Faster optical interconnects between the chips, as opposed to commercial sockets, also account for huge speed gains. The first leap forward in interconnect technology took place a quarter-century ago, when computer designers began using four-dimensional mapping to link nodes to other nodes. The theoretical shape formed was a “tesseract,” and the theoretical number of feasible connections – a term popularized by the late Dr. Carl Sagan – was “googleplex.” That’s the door from which the word “google” entered our common vernacular.
Fujitsu’s architecture for “K” is based on a theoretical six-dimensional torus, which reduces the hop count for processes between nodes by half or more, and which enables as many as 12 fault-tolerance failovers per node. That’s a feature cloud architects might want to take into account; the failover features that cloud operating systems like OpenStack retrofit into conventional clusters by force, supercomputers implement by design.

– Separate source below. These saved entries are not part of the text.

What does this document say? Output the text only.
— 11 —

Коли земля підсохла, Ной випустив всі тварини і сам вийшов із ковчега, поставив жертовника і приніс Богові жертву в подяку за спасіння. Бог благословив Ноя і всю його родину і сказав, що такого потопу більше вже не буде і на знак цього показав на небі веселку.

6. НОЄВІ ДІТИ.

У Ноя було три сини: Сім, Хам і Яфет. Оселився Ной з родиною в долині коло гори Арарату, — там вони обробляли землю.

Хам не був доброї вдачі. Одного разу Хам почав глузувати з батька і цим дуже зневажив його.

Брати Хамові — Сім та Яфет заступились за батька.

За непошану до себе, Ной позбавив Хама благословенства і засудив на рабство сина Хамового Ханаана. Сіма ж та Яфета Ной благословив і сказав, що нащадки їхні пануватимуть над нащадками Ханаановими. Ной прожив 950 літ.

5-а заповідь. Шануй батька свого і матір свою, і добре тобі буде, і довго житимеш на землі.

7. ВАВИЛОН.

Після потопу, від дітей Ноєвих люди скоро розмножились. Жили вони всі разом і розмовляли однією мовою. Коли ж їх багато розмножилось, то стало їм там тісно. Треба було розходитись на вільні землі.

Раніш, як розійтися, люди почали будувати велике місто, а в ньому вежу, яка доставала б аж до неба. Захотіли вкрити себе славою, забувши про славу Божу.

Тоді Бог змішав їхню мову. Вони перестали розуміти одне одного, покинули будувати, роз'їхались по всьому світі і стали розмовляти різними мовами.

Although IBM made headlines last year by demonstrating how Watson could win at “Jeopardy!” the 16 BlueGene architecture machines still on the current list are sliding. The Jülich Supercomputer Center’s JUGENE system that took the lead two years ago has dropped to #13, with only #17, #22, and #23 now in the top 25.
Once shut out of the list entirely, perhaps the most historically significant name in supercomputing history is making a supreme comeback. Cray is now responsible for having constructed 27 of the clusters on the latest list, including the #3 Jaguar at Oak Ridge National Laboratories (Rmax score: 1,759,000) plus #6, #8, #11, #12, #19, and #20. Cray’s surge also represents a boon for AMD, since Cray uses Opteron CPUs exclusively.
The United States still maintains 263 of the Top 500, with Jaguar being the fastest. But China is surging forward too with 74 clusters, Japan with 30, and South Korea with 3, its fastest being a Cray at #31.
For those of you at home still keeping score, Windows is almost out of the picture entirely. It powers only the #58 supercomputer, and that one was built in 2008: a 30,720-core Opteron cluster operated by the Shanghai Supercomputing Center. BSD powers the #94 machine, and Unix powers 30 systems. The rest belong to Linux. Most of those clusters, by the way, use IBM Power processors. Some 49 of the Top 500 run on Power chips, while AMDs power 63 clusters. Intel has the lion’s share with 384 clusters. Among them, 239 use the latest Core architecture, 141 the earlier x86 architecture, and only 4 now are on Itanium.